São Paulo, 22 de julho de 2004 (Revisado em 14-03-2024)
A Associação Comercial de São Paulo, criou o “Feirão do Imposto”. Nela, cada produto de uso praticamente obrigatório de todos os brasileiros ficava exposto com o preço cobrado do consumidor e o respectivo valor dos impostos incidentes sobre o mesmo. Essa forma de exposição do preço dos produtos é obrigatória pela nossa Carta Magna (a Constituição Federal de 1988).
Essa obrigatoriedade não foi colocada em prática porque o texto constitucional nunca foi regulamentado, embora esteja em vigor há muitos anos. E isto não é novidade, o Sistema Financeiro Nacional também ainda não foi regulamentado. São muitos os interesses corporativistas contrários a algumas regulamentações, tal como aconteceu com o sigilo bancário e fiscal. De forma vil, os projetos de lei complementar são engavetados com os devidos esforços dos “lobistas”, que é o nome dado ao corruptor em potencial.
Na realidade, esta pode ser a forma encontrada pela associação representativa dos empresários do comércio de São Paulo para fazer campanha contra o governo, na tentativa de desmoralizá-lo e assim conseguir eleger seus pares nas próximas eleições municipais e já pensando na eleição maior, que se realizará dois anos depois.
Essa forma de cobrança de impostos indiretos existe no Brasil desde a década de 1960, depois de extinto o imposto cobrado através de selo (estampilha). Mas somente agora eles “resolveram botar a boca no mundo”, dezoito anos depois da obrigatoriedade ser efetivamente prevista na Constituição de 1988.
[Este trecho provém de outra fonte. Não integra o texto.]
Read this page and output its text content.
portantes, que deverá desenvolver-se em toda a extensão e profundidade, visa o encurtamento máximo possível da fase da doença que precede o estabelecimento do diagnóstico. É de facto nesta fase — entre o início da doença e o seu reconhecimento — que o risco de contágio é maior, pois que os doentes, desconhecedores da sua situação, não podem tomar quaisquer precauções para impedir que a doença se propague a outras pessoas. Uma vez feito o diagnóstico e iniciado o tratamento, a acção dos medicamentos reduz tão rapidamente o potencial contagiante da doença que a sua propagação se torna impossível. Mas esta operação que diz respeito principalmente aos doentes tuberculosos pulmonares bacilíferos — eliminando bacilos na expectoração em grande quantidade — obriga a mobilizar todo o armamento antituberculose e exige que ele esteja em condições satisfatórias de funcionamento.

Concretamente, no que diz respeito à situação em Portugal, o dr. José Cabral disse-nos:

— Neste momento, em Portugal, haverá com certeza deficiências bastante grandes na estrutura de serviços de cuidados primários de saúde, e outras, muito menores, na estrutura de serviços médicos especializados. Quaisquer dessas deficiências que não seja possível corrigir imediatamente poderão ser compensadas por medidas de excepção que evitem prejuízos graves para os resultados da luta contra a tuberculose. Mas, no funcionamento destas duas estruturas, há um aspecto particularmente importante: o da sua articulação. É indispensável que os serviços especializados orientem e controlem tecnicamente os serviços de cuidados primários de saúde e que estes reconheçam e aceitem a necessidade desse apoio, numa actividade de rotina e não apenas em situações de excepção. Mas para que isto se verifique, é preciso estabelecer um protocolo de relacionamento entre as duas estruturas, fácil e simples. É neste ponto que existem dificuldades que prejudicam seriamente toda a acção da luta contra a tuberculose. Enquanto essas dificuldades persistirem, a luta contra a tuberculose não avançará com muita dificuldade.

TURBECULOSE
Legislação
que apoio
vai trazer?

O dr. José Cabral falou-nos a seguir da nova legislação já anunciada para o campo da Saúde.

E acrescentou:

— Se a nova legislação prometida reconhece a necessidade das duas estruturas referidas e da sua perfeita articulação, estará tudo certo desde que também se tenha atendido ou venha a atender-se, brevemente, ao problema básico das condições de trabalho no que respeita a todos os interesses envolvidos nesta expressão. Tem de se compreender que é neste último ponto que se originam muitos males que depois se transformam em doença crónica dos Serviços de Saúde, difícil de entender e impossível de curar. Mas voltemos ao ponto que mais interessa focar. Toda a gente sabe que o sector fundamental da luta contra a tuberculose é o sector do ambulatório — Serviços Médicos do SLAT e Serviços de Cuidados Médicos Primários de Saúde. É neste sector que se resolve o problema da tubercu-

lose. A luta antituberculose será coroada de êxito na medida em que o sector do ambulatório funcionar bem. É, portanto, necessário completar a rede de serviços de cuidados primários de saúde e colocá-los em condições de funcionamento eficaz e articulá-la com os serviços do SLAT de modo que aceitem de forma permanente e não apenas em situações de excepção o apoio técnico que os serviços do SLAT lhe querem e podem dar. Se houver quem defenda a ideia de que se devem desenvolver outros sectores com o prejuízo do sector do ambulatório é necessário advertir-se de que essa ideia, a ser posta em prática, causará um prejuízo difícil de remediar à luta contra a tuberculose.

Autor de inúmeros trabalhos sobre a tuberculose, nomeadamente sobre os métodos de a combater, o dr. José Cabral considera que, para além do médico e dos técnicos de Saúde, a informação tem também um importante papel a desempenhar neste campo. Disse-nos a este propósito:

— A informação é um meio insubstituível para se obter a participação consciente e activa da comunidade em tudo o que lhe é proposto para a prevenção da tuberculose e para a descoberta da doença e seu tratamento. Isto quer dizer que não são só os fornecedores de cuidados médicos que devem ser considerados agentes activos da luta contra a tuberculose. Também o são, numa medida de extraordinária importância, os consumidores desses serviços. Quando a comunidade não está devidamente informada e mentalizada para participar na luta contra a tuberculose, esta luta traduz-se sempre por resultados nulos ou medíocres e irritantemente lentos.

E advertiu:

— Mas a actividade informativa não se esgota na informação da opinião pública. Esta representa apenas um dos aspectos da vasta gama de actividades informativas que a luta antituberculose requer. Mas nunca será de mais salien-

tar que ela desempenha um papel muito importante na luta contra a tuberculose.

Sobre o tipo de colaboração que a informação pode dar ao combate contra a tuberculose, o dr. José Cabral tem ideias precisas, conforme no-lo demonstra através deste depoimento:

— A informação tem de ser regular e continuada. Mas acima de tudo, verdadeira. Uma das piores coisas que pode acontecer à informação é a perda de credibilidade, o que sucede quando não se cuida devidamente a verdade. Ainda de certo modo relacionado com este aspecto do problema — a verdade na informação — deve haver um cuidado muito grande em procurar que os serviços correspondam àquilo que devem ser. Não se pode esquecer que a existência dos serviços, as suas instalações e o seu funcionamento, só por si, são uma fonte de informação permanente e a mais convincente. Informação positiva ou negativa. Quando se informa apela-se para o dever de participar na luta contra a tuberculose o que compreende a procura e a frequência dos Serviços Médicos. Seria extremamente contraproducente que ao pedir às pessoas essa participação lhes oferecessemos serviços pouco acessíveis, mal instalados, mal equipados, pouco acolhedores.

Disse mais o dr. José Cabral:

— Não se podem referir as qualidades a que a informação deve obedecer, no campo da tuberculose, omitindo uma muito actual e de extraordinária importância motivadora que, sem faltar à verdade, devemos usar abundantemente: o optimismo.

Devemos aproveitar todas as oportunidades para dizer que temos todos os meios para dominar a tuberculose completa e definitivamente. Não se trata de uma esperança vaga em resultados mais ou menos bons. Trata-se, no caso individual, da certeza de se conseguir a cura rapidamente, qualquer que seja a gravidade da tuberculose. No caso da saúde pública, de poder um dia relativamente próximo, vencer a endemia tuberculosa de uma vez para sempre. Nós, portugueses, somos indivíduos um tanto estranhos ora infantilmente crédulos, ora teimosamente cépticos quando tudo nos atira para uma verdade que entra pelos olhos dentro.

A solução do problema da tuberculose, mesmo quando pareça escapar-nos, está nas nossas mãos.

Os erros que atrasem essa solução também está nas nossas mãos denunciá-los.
O ex-secretário da Receita Federal, Everardo Maciel, em entrevista à TV Cultura de São Paulo, disse que não vê nenhuma medida prática na obrigatoriedade de expor o valor dos impostos incidentes nos produtos.
Ao contrário, penso que essa obrigatoriedade possa fazer com que os consumidores passem a exigir a emissão da nota fiscal pelos comerciantes. Se assim acontecesse, o tiro teria saído pela culatra da arma apresentada pela Associação Comercial, visto são os comerciantes os maiores sonegadores de impostos. Vários governos estaduais já fizeram campanhas para aumentar a arrecadação do ICMS, mediante o sorteio de prêmios para consumidores que exigissem a emissão de notas fiscais.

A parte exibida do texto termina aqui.